Labor turns its back on Indigenous Australians in remote communities
"Labor remains locked in the past, continuing to push old ATSIC policies under which housing funds were distributed on the basis of the colour of people’s skin, rather than need," Minister for Families, Community Services and Indigenous Affairs, Mal Brough, said today.
"Jenny Macklin’s response to my proposal to redirect Indigenous housing funds from major urban centres to remote communities shows that Labor is prepared to give up on the issue of overcrowding in remote areas.
"Only a small proportion of Indigenous Australians rely on Indigenous-specific housing in urban areas.
"The overwhelming majority of Indigenous Australians in cities live in state public housing, private rental properties or either own or a buying their own home. Sure we need to work hard to make the mainstream work better, but redirecting the Indigenous specific housing programs would have little impact on urban Indigenous Australians. It would however make a huge difference to remote areas where there are no alternative housing options.
"The fact is that Indigenous people in cities have access to housing through a variety of sources. This is not the case in remote areas and my proposal would see all the Australian Government’s Indigenous specific housing funding directed to the area of most need – people living in remote Indigenous communities.

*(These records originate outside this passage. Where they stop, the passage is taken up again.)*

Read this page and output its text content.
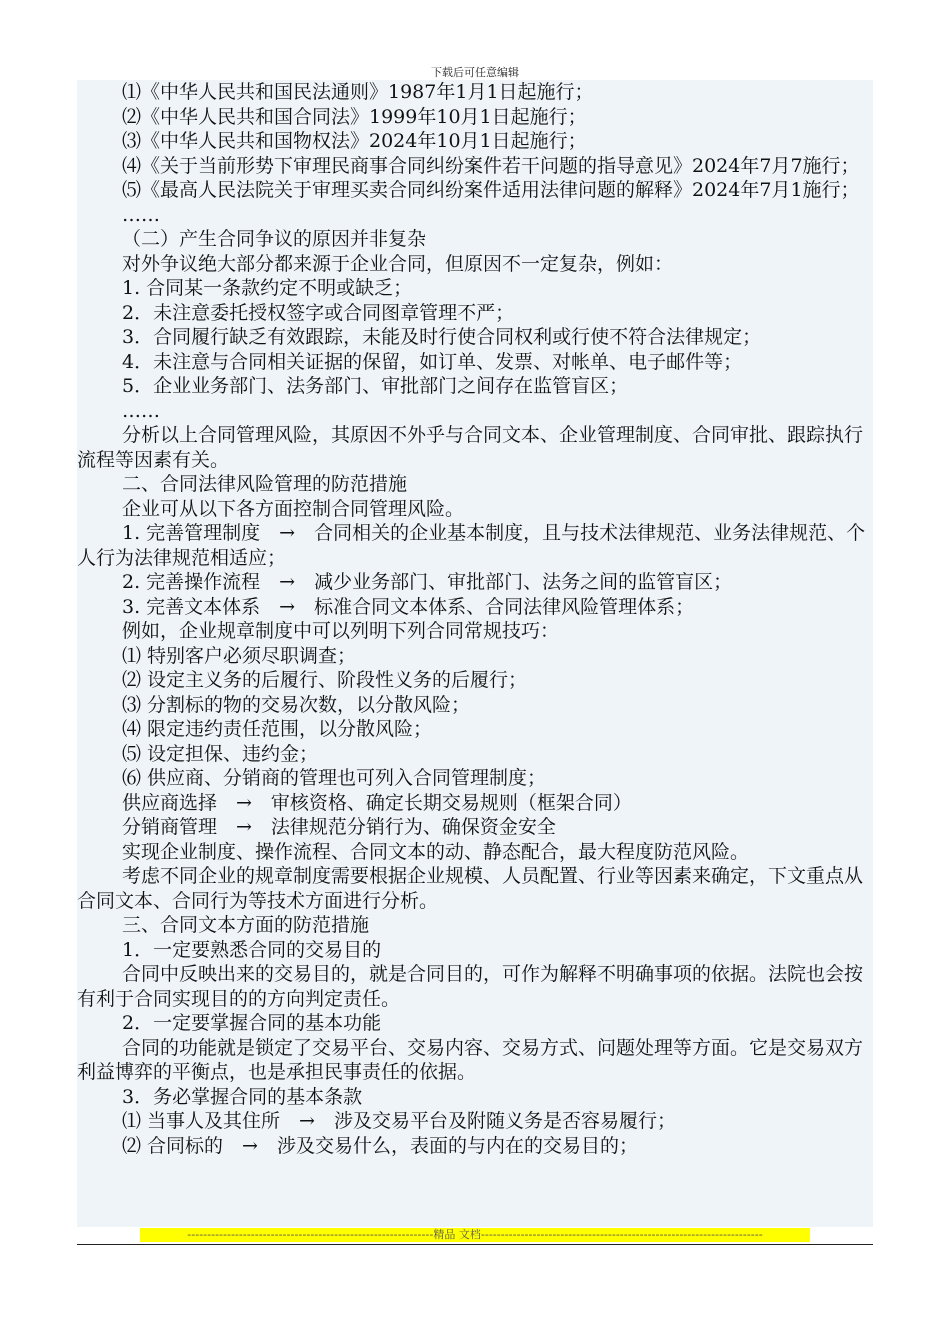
下载后可任意编辑

⑴《中华人民共和国民法通则》1987年1月1日起施行；

⑵《中华人民共和国合同法》1999年10月1日起施行；

⑶《中华人民共和国物权法》2024年10月1日起施行；

⑷《关于当前形势下审理民商事合同纠纷案件若干问题的指导意见》2024年7月7施行；

⑸《最高人民法院关于审理买卖合同纠纷案件适用法律问题的解释》2024年7月1施行；

……

（二）产生合同争议的原因并非复杂

对外争议绝大部分都来源于企业合同，但原因不一定复杂，例如：

1. 合同某一条款约定不明或缺乏；

2．未注意委托授权签字或合同图章管理不严；

3．合同履行缺乏有效跟踪，未能及时行使合同权利或行使不符合法律规定；

4．未注意与合同相关证据的保留，如订单、发票、对帐单、电子邮件等；

5．企业业务部门、法务部门、审批部门之间存在监管盲区；

……

分析以上合同管理风险，其原因不外乎与合同文本、企业管理制度、合同审批、跟踪执行流程等因素有关。

二、合同法律风险管理的防范措施

企业可从以下各方面控制合同管理风险。

1. 完善管理制度　→　合同相关的企业基本制度，且与技术法律规范、业务法律规范、个人行为法律规范相适应；

2. 完善操作流程　→　减少业务部门、审批部门、法务之间的监管盲区；

3. 完善文本体系　→　标准合同文本体系、合同法律风险管理体系；

例如，企业规章制度中可以列明下列合同常规技巧：

⑴ 特别客户必须尽职调查；

⑵ 设定主义务的后履行、阶段性义务的后履行；

⑶ 分割标的物的交易次数，以分散风险；

⑷ 限定违约责任范围，以分散风险；

⑸ 设定担保、违约金；

⑹ 供应商、分销商的管理也可列入合同管理制度；

供应商选择　→　审核资格、确定长期交易规则（框架合同）

分销商管理　→　法律规范分销行为、确保资金安全

实现企业制度、操作流程、合同文本的动、静态配合，最大程度防范风险。

考虑不同企业的规章制度需要根据企业规模、人员配置、行业等因素来确定，下文重点从合同文本、合同行为等技术方面进行分析。

三、合同文本方面的防范措施

1．一定要熟悉合同的交易目的

合同中反映出来的交易目的，就是合同目的，可作为解释不明确事项的依据。法院也会按有利于合同实现目的的方向判定责任。

2．一定要掌握合同的基本功能

合同的功能就是锁定了交易平台、交易内容、交易方式、问题处理等方面。它是交易双方利益博弈的平衡点，也是承担民事责任的依据。

3．务必掌握合同的基本条款

⑴ 当事人及其住所　→　涉及交易平台及附随义务是否容易履行；

⑵ 合同标的　→　涉及交易什么，表面的与内在的交易目的；

--------------------------------------------------------------精品 文档-----------------------------------------------------------------------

"At present, only 40 per cent of the $240 million spent on new indigenous housing and maintenance is directed to remote communities. This imbalance needs to be addressed if we are serious about tackling housing issues in remote communities.
"There are more than 600 Indigenous Community Housing Organisations. Some work well, but the majority have major problems. A recent review found one, in a major city, provided housing to five current or former Board members and gave priority to people already in mainstream public housing. It also had more than $500,000 sitting in a bank account.
"Another major regional centre has seven separate organisations, two of which don’t even meet at all and in another six brand new houses were sitting vacant because of poor management within the organisation.
"Issues like overcrowding are chronic in many remote communities. A sensible, practical approach is to ensure that taxpayer’s dollars are directed to the area of greatest need.
"Labor and Ms Macklin are stuck in the past. They talk a lot of rhetoric, but don’t present solutions."